Della sit-com, I dirimpettai ha i tempi — sia di scrittura che di lettura —, la staticità dei personaggi, l’identità dei luoghi, ma, soprattutto, quella quarta parete che è il punto di vista che l’autore ci dà sul mondo raccontato, e che trasforma la lettura di questo libro in un’esperienza a tutti gli effetti da voyeur.

L’unica cosa che manca a I dirimpettai per essere la trascrizione di una vera sit-com all’americana sono le risate che sanciscono i momenti comici

L’unica cosa che manca a I dirimpettai per essere la trascrizione di una vera sit-com all’americana sono le risate che sanciscono i momenti comici, mancanza che più che essere dovuta all’impossibilità di inserire nel testo, in corrispondenza dei momenti clou, una clip registrata, è dovuta a un’altra cosa: una caratteristica che è poi quella che rende questo libro un libro riuscito.

Si tratta di una sorta di gioco di specchi che fa in modo che la critica — decisamente feroce — che emerge dal racconto delle avventure dei due dirimpettai, pur essendo, come ogni satira, diretta dall’alto di chi narra al basso di chi è narrato, è anche, contemporaneamente, sparata ad alzo zero direttamente in faccia al lettore, che pur non riconoscendosi nel cinismo e nella povertà morale dei due protagonisti e del mondo che gli gira intorno, si sente coinvolto, e, proprio per questo, non riesce mai a ridere di gusto delle sgangherate avventure che vede scorrere sulle pagine.

Spesso il modo migliore per definire un libro lo si trova nel libro stesso che, inavvertitamente, rivela se stesso in un passaggio, una specie di frattale, che riassume tutto. Nel caso de I dirimpettai di Fabio Viola, questo frattale è a pagina 130, durante la rara visita, a casa dei dirimpettai, di Mario e Flaminia, rispettivamente cognato e sorella di Andrea, il dirimpettaio più anziano.
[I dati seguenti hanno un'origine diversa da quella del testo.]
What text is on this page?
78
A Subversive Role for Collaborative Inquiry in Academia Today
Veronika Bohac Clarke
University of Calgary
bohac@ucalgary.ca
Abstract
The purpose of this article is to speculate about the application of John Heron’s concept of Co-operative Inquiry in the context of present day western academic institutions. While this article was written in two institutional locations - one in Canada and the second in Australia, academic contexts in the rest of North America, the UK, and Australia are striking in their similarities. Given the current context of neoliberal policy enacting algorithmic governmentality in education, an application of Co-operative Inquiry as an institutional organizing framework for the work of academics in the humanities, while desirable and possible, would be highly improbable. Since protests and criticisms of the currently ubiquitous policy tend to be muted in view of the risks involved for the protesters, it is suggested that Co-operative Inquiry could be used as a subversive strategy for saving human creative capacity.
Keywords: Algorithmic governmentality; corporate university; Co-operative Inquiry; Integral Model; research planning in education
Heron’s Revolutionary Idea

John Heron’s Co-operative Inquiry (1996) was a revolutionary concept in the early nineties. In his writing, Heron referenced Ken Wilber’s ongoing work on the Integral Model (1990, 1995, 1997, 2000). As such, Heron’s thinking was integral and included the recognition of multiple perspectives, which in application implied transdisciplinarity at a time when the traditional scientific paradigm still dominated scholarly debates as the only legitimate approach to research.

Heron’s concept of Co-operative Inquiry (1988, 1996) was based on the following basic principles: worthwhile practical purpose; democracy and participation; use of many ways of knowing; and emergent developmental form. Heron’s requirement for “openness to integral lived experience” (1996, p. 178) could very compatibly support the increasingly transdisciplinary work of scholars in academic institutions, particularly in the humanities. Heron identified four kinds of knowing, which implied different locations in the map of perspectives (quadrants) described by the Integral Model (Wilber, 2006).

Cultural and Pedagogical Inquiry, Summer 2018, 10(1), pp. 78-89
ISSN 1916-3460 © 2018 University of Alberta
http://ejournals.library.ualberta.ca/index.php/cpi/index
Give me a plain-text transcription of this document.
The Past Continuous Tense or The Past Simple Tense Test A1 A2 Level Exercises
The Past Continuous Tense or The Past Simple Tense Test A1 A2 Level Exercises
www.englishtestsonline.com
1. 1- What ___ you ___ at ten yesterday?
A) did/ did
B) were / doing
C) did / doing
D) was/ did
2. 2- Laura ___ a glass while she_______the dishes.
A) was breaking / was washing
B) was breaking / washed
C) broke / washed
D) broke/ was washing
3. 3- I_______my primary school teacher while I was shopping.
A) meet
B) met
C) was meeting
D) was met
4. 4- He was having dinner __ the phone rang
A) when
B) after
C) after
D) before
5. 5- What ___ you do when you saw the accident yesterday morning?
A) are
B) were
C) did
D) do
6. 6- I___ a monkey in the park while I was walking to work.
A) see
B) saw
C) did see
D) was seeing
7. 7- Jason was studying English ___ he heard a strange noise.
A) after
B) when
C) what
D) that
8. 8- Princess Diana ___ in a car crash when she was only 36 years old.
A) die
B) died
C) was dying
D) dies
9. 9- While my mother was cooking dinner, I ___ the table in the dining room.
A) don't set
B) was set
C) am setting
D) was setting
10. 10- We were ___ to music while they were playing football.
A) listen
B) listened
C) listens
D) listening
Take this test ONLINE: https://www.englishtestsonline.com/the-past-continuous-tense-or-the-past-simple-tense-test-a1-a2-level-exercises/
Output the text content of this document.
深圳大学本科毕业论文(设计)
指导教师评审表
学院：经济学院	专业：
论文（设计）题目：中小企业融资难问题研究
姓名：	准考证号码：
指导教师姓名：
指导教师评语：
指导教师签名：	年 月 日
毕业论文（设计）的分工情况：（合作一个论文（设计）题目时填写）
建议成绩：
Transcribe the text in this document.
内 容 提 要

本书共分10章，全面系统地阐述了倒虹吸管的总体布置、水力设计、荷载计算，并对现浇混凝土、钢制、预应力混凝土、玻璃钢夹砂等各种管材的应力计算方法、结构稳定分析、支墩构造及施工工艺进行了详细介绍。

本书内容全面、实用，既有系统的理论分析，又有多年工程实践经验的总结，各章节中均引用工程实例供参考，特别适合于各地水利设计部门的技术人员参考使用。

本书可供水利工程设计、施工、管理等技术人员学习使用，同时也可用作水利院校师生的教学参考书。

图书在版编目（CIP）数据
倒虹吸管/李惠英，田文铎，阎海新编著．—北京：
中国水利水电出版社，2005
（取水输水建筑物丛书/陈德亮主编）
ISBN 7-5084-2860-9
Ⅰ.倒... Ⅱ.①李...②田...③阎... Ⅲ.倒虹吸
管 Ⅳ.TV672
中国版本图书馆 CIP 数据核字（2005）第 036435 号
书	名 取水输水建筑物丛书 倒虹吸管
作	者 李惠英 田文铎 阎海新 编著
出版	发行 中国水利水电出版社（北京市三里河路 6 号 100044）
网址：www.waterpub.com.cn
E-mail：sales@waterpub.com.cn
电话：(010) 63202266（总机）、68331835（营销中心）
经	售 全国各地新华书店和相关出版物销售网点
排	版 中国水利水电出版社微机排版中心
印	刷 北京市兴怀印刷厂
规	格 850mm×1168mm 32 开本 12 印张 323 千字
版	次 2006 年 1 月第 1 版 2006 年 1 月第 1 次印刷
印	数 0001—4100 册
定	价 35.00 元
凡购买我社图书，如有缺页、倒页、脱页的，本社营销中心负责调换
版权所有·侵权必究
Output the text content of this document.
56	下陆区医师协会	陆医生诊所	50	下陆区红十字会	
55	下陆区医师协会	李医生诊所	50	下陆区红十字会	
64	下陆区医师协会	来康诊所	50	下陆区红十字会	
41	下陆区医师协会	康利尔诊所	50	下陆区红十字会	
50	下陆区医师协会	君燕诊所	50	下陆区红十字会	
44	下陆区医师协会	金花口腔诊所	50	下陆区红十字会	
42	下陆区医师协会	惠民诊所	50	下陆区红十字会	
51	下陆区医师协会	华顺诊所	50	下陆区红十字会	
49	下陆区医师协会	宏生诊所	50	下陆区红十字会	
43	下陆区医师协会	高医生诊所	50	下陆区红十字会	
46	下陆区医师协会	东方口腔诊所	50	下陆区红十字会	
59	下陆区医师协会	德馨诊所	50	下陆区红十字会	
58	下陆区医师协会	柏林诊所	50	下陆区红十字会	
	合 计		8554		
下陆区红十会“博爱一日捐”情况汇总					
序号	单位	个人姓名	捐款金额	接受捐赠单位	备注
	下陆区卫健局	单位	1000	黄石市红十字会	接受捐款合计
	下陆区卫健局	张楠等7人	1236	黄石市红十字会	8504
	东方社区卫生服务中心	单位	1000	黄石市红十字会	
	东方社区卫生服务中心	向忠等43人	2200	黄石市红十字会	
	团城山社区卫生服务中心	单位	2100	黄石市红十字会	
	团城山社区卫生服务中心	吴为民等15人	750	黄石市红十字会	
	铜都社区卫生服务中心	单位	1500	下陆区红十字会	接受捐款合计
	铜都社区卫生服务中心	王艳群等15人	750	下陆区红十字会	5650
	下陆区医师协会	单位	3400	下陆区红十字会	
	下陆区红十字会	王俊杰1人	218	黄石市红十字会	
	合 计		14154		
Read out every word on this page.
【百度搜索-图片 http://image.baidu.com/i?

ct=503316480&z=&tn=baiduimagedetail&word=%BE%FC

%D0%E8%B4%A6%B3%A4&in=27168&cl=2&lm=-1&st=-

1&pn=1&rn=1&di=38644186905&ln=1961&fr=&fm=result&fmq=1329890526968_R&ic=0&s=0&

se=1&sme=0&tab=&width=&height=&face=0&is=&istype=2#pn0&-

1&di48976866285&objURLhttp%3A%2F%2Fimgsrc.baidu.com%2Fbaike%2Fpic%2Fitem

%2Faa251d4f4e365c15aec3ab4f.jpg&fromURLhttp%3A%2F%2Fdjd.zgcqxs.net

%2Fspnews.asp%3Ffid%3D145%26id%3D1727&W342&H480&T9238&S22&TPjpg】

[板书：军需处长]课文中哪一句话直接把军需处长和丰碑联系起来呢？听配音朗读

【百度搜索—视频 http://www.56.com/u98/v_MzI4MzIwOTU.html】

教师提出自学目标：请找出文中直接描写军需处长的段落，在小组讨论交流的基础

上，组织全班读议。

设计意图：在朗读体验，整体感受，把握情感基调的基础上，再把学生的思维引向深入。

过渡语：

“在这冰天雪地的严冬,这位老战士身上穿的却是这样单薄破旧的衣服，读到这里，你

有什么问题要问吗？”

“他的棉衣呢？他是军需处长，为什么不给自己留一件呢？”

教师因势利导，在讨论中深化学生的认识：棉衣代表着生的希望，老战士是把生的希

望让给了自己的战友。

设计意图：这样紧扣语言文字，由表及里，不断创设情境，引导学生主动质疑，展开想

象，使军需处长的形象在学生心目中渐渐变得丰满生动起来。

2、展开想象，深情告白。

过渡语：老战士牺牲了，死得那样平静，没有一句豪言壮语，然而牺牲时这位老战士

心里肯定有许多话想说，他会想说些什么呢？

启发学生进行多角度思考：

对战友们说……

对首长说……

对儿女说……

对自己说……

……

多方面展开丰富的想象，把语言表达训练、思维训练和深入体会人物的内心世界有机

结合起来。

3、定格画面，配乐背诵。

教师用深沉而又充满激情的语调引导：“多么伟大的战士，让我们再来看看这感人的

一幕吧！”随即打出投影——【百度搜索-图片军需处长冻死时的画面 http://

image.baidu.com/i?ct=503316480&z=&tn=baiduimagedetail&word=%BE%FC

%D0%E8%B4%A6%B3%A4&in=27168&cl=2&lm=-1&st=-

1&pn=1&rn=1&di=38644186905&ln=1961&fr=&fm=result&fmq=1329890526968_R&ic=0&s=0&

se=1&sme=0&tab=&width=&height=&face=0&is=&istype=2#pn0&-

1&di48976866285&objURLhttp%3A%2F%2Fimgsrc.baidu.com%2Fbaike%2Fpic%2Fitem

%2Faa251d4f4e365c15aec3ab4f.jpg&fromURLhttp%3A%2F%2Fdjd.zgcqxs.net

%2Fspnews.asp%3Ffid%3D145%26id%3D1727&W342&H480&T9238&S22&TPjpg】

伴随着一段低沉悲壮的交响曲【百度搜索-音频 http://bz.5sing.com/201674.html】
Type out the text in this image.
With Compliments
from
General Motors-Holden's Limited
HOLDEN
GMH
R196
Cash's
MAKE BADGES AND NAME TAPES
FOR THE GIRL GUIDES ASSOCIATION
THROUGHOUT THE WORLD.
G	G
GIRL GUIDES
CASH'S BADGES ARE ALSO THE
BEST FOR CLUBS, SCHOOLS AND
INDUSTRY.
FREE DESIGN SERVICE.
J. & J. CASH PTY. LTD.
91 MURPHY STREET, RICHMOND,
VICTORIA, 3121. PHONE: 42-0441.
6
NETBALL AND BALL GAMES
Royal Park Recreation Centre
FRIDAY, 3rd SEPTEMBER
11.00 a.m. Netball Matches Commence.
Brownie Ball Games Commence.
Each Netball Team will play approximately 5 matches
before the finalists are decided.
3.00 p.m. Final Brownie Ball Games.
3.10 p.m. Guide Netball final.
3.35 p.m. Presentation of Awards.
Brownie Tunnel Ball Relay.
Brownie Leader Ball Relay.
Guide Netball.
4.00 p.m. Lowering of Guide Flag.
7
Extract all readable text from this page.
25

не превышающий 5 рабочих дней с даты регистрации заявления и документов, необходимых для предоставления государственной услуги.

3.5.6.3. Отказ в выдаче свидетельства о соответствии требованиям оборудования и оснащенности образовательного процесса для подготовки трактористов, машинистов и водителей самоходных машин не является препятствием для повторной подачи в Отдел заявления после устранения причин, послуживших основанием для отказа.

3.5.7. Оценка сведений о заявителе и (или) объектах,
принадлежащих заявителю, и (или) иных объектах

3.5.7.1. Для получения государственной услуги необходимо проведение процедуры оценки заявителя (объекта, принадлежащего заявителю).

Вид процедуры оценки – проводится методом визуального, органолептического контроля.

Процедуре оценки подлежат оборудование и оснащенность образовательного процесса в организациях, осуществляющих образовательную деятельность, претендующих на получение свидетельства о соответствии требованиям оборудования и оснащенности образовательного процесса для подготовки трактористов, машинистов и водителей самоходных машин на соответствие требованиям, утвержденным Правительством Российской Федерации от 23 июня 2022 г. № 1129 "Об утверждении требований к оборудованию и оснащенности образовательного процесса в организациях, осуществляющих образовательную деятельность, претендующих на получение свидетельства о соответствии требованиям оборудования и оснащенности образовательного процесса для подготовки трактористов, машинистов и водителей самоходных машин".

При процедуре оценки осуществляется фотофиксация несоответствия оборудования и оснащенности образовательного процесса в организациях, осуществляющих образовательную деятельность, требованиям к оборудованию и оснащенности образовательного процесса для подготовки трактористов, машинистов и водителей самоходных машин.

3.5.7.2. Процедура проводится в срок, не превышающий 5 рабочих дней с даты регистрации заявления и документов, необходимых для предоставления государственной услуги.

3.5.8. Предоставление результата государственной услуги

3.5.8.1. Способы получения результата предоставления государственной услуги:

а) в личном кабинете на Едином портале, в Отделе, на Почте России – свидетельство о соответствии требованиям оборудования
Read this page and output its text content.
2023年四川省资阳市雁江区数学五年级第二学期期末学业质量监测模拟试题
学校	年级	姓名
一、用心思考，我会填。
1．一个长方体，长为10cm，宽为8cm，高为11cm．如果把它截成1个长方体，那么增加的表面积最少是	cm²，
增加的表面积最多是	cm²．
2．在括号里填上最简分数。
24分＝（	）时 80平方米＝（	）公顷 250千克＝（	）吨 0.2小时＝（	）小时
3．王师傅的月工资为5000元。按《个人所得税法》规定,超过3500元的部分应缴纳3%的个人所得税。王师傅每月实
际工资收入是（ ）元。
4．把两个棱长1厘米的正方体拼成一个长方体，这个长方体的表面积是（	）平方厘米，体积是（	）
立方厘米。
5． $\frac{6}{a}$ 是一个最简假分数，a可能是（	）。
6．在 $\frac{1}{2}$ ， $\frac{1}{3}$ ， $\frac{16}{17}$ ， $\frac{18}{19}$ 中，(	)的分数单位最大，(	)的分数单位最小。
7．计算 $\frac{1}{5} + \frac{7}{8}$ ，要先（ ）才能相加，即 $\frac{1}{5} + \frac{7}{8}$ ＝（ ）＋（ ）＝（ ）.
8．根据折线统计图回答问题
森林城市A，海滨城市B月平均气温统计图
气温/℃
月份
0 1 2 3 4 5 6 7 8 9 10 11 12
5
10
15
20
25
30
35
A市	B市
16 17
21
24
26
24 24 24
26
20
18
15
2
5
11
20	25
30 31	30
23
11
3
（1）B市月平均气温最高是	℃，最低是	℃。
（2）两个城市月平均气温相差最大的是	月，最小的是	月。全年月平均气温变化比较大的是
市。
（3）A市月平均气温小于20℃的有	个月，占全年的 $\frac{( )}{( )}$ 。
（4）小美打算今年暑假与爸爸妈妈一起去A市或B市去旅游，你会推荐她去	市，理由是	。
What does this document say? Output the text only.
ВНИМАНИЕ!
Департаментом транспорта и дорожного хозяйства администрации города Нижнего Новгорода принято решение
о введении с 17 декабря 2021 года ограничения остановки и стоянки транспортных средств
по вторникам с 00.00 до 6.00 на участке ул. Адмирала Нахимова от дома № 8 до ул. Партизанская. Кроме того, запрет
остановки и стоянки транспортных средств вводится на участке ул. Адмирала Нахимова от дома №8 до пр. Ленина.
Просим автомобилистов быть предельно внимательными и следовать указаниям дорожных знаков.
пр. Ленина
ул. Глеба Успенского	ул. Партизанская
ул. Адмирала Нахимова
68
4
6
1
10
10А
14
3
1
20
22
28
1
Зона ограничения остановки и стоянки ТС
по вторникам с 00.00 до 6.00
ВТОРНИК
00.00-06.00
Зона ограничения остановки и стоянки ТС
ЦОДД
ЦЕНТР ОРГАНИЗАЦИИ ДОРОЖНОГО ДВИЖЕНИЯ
Il dialogo che ne scaturisce è, come gran parte dei dialoghi del libro, secchissimo, e tutti i personaggi ne escono a pezzi, tranne il dirimpettaio più anziano, che nella sit-com è quello intelligente, scaltro e cinico.

In televisione scorrono le immagini grottesche di una puntata di Real Time dedicata a uomini che si sottopongono a interventi chirurgici “per correggere l’eccessiva curvatura del pene”. Il dialogo che ne scaturisce è interessante, e ci dice qualcosa anche del nostro rapporto, da lettori, con il libro che abbiamo davanti:

«Allora, dimmi un po’», riprende Flaminia rivolta al fratello. «Un programma così per chi sarebbe?»
«Per noi quattro, che ci schifiamo per finta perché non abbiamo nient’altro di cui parlare, poi finiamo a compatire quegli storpi perché non essendo deformi come loro ci sentiamo privilegiati e ci viene voglia di comprare cose.»

Per un attimo, l’universo grottesco dei dirimpettai e quello di noi lettori si tocca. Gli attori diventano a loro volta spettatori e inverano la regola che dice che ognuno è lo storpio di qualcun altro. E noi che leggiamo, e che contemporaneamente abitiamo il mondo che Viola ha ritratto con tanto feroce sarcasmo, non siamo, in fondo, molto meno squallidi di loro.